Retirees are returning to their 2008 attitudes about finances, a report released by the Society of Actuaries, LIMRA and the International Foundation for Retirement Education found, even if they’re not quite there yet. Retirees feel more financially secure now than they did in 2009, the last time the survey was conducted. They are more confident and have less household debt. Furthermore, they’re more conservative than they were in 2008 and have maintained the spending levels they used in 2009 rather than 2008.
“When it comes to having enough to live comfortably, confidence levels are back to what we saw in 2008,” Sally Bryck, assistant research director for LIMRA, said Wednesday during a webinar announcing the results of the study. “Once the major crisis started to turn around, retirees’ confidence did too.”

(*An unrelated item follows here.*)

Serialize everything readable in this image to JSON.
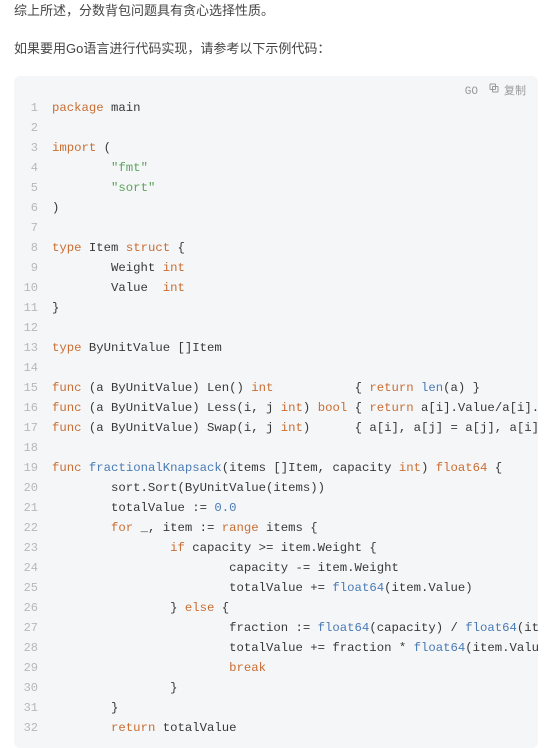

Despite these encouraging signs of financial recovery, retirees are still facing significant challenges, namely that despite their increased feelings of confidence, many of them still don’t know how long their assets will last.
“There’s a gap between what people are feeling and how they are behaving,” Anna Rappaport, actuary and chairperson for the Committee on Post-Retirement Needs and Risks for the Society of Actuaries, said.
Over half of retirees say they feel as financially secure as they thought they would be when they first retired, and 16% say they are more secure. However, 36% have not estimated how long their assets might last, and 10% haven’t thought about it.
Longevity continues to be a challenge for retirees. In 2008, 65% were aware that their investments needed to last at least 20 years; that percentage has fallen to 45% in 2011.
“How can they confidently manage their assets when they don’t know realistically how long it needs to last?” Betty Meredith, director of education and research at the International Foundation for Retirement Education, asked.